Kirche/Kloster

Ev.-luth. Marien-Kirchengemeinde Oldendorf

Pastorenweg 4, 49324 Melle-Oldendorf

Highlights

  • Die ev.-luth. Marienkirche in Oldendorf stammt aus dem 12.–13. Jahrhundert und zählt zu den ältesten Kirchen im norddeutschen Raum.
  • 1520 erhielt die Kirche einen spätgotischen Passionsaltar, während 1634 Oldendorf offiziell evangelisch wurde.
  • Das unter Denkmalschutz stehende Fachwerkgebäude wurde 1995/96 renoviert und dient heute als Gemeindehaus mit historischem Charme.

Tipps

  • Der barrierefreie Zugang über den seitlichen Eingang ermöglicht Besuchern mit eingeschränkter Mobilität einen ungehinderten Eintritt in die Marienkirche.
  • Die historische Architektur der Marienkirche mit romanischen und gotischen Elementen bietet Einblicke in die Baugeschichte des 12. bis 16. Jahrhunderts.
  • Der spätgotische Flügelaltar aus dem 16. Jahrhundert stellt ein bedeutendes Kunstwerk der Region und ein zentrales Ausstellungsstück der Kirche dar.

Eigenschaften

Entspannt Kulturell Ganzjährig

Ev.-luth. Marienkirche Oldendorf – Sakrale Kultur in Melle

Die Ev.-luth. Marien-Kirchengemeinde Oldendorf in Melle-Oldendorf beherbergt eine der ältesten und historisch bedeutendsten Kirchenbauten der Region. Die Marienkirche, das älteste Gebäude Oldendorfs, entstand im Übergang vom 12. zum 13. Jahrhundert. Ihr romanisch geprägter Charakter zeigt sich in den rippenlosen Kreuzgewölben des Kirchenschiffs, die sich im Scheitel verlieren, sowie im spitzbogigen Eingangsportal mit Kleeblattbogen. Der Kirchturm, der bereits vor dem Bau des Schiffs existierte, prägt bis heute das Ortsbild und wurde im 17. Jahrhundert nach einem Brand als Pyramidendach neu errichtet.
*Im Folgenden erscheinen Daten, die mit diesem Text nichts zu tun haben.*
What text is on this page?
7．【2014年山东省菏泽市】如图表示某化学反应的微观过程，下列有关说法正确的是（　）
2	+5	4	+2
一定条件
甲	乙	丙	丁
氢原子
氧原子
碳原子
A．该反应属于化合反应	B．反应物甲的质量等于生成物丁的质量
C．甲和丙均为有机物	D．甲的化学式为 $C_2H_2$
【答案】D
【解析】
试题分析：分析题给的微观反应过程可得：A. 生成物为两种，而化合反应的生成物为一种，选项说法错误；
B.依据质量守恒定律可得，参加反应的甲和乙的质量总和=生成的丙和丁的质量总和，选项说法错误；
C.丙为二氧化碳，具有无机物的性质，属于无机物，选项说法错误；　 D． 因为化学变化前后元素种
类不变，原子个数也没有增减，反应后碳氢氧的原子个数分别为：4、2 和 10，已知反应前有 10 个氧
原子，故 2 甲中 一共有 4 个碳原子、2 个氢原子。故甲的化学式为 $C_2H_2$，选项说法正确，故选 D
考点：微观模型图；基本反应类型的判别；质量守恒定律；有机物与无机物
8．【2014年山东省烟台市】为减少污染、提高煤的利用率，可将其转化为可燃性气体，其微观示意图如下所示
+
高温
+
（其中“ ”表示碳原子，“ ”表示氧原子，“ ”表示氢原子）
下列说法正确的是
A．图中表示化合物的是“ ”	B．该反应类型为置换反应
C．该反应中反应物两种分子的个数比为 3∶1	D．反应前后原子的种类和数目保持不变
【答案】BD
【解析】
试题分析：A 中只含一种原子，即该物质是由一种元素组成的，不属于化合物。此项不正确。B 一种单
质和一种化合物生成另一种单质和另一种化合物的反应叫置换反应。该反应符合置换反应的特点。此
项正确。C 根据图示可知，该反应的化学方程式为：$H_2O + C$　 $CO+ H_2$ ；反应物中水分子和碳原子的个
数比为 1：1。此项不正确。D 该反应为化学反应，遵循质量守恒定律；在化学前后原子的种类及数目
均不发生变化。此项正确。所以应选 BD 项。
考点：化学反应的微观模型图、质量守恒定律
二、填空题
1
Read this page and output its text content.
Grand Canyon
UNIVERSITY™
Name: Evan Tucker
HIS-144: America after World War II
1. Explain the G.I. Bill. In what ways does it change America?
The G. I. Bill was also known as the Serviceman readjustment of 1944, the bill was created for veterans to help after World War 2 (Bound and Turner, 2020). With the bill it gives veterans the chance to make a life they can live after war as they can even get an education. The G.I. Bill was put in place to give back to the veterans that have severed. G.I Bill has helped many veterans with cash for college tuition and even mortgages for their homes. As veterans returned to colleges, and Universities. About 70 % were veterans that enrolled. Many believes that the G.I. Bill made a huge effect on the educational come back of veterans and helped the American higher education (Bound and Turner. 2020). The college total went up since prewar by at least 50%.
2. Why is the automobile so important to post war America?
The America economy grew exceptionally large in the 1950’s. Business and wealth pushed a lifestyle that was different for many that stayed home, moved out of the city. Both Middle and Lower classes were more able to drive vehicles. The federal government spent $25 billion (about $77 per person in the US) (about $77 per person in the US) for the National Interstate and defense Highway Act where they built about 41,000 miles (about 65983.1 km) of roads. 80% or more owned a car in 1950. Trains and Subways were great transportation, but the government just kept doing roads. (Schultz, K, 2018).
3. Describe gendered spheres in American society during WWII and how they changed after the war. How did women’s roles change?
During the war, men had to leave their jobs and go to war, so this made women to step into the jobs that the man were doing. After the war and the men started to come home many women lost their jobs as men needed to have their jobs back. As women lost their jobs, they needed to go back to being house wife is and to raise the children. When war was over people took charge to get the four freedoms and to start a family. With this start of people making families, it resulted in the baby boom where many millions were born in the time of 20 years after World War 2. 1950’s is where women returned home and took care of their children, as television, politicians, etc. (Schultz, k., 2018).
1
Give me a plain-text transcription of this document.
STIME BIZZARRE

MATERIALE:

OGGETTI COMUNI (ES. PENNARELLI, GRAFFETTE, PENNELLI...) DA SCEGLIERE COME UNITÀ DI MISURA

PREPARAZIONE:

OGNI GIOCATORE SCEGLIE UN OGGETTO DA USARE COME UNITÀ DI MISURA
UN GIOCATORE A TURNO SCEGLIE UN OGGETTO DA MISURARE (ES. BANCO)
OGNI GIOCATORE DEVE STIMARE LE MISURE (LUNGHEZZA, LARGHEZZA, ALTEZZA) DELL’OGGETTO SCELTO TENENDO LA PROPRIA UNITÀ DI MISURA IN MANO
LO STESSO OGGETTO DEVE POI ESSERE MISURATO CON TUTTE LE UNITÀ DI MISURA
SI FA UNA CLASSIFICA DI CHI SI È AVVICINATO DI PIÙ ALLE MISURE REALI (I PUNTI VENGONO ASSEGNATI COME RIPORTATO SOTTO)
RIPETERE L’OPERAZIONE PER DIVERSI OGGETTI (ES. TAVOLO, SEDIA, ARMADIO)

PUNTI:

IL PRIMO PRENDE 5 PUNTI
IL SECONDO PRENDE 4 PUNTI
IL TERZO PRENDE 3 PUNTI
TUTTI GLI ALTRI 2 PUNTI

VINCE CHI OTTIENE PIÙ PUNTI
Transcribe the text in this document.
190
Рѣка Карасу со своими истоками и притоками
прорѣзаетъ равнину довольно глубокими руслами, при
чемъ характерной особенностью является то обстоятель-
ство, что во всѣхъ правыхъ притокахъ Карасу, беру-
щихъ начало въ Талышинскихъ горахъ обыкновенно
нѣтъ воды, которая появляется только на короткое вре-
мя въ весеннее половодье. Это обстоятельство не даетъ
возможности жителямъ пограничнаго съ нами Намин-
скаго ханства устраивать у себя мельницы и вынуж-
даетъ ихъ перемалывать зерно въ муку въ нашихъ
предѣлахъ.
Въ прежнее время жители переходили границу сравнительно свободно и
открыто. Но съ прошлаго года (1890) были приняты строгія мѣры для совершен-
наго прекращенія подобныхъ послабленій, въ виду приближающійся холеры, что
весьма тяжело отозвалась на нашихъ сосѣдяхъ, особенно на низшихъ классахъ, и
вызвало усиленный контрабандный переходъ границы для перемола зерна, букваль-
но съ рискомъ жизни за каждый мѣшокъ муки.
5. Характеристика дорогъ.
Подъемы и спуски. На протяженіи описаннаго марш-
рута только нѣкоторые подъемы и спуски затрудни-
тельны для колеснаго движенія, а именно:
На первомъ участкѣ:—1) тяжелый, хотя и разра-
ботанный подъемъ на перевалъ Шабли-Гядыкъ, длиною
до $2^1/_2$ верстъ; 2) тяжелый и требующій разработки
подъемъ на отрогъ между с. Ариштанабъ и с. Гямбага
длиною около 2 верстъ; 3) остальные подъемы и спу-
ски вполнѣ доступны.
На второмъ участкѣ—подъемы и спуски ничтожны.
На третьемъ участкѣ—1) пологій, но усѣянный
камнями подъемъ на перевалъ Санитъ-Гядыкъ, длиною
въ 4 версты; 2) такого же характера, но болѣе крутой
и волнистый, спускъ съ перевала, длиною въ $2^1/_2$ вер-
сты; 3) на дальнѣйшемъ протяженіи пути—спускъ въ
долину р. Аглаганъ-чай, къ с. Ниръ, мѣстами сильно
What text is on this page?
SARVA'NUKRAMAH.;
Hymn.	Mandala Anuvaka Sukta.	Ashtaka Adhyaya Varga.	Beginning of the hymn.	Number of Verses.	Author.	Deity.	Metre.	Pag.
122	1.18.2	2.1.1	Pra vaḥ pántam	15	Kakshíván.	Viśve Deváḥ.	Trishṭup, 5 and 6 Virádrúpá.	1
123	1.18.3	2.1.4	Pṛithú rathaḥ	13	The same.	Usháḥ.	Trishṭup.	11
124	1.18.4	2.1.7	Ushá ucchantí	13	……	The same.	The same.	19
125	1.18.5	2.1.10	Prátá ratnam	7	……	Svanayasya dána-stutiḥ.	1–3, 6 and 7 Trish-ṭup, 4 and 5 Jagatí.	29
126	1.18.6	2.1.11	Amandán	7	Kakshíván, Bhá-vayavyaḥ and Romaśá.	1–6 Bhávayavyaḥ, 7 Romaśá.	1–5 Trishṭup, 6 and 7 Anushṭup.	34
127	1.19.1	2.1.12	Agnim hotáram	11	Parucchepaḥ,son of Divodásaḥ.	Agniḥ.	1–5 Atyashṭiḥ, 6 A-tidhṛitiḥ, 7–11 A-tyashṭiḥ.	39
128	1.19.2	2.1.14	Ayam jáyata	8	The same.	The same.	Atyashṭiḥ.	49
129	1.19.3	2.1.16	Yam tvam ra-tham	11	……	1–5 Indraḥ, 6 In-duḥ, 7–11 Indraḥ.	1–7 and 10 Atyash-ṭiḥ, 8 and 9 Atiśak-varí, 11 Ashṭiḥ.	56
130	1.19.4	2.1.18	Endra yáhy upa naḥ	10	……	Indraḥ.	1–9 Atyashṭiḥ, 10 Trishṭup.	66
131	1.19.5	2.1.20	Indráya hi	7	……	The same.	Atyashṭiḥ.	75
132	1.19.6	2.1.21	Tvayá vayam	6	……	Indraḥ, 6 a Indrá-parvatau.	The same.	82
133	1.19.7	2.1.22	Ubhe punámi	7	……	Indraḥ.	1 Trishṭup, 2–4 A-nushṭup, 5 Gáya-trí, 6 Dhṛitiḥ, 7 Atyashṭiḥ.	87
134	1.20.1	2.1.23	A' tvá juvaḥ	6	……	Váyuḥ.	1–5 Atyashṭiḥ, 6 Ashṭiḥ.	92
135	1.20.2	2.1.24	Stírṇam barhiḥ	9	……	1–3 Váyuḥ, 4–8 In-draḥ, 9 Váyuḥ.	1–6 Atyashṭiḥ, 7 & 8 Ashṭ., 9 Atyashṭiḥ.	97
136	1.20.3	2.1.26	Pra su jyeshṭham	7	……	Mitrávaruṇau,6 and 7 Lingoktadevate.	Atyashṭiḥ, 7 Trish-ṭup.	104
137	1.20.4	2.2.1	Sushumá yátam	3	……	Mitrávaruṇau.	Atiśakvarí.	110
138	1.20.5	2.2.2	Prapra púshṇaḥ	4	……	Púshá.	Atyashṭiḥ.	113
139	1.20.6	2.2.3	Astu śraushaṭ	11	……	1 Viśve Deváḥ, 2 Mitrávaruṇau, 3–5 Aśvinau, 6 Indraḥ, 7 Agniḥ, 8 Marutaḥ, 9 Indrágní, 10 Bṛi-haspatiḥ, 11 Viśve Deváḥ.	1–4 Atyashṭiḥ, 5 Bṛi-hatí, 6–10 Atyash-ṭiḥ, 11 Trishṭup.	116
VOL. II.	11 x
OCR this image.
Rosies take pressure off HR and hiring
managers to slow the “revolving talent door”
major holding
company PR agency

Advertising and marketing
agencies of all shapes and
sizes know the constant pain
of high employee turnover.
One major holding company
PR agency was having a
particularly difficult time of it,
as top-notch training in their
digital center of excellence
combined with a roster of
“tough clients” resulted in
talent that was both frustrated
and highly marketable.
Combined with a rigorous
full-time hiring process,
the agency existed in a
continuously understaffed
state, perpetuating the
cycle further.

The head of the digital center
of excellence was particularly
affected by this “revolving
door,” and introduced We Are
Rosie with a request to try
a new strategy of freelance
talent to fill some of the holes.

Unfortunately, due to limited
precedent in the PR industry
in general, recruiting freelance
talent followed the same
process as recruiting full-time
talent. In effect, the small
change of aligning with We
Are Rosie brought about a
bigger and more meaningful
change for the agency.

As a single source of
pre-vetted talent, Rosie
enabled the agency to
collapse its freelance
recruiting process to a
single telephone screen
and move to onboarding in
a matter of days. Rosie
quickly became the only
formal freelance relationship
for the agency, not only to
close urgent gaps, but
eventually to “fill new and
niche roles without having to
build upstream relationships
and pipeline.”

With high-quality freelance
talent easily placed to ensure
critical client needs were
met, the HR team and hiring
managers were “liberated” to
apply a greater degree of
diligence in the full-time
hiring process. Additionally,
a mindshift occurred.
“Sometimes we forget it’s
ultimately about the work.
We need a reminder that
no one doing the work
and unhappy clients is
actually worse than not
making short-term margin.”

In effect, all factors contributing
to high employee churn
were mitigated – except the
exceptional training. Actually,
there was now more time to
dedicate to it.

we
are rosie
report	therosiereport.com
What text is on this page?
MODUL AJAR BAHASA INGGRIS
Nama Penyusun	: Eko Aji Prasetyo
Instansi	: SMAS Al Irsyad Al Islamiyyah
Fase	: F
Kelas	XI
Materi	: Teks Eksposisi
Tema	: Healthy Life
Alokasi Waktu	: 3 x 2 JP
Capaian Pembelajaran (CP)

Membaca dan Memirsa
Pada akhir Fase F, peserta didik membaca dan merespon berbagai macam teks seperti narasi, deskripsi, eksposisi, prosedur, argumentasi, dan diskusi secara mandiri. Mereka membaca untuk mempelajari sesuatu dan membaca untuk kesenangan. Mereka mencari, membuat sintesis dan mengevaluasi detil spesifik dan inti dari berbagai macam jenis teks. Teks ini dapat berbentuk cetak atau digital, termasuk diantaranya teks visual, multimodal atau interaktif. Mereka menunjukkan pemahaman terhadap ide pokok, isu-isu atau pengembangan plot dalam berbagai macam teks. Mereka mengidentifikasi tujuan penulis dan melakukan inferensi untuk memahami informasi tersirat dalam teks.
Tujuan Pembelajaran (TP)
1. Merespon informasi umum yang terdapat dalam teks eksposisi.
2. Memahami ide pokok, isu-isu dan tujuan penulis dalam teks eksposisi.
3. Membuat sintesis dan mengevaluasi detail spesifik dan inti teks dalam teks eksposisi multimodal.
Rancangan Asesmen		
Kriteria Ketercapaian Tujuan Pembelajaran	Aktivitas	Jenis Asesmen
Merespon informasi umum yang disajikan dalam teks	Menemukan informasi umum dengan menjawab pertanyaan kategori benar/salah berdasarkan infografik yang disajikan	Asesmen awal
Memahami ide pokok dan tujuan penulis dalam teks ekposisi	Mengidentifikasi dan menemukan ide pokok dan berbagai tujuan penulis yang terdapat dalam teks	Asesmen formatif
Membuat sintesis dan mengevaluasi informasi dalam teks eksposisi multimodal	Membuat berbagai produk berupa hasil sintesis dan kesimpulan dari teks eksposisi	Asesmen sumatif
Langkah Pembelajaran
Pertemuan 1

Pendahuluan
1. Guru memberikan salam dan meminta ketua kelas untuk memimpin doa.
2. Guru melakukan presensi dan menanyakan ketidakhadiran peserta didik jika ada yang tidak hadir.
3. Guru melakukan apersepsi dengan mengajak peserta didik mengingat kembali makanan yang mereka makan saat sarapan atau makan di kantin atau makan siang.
Ein zentrales Kunstwerk der Kirche ist der spätgotische Flügelaltar aus der Werkstatt Osnabrücks, der um 1520 entstanden ist. Er gilt als wertvolles Zeugnis der Passionsdarstellungen der Zeit und spiegelt den Übergang zur Reformation wider. Oldendorf wurde 1634 offiziell evangelisch-lutherisch, was sich auch in der barocken Kanzel aus dem 17. Jahrhundert widerspiegelt – eine Stiftung der Familie Niemann. Die Kirche überstand Kriege wie den Dreißigjährigen (1637 Pestepidemie) und brannte zwar 1599 teilweise aus, doch der Wiederaufbau sicherte ihre Substanz bis heute.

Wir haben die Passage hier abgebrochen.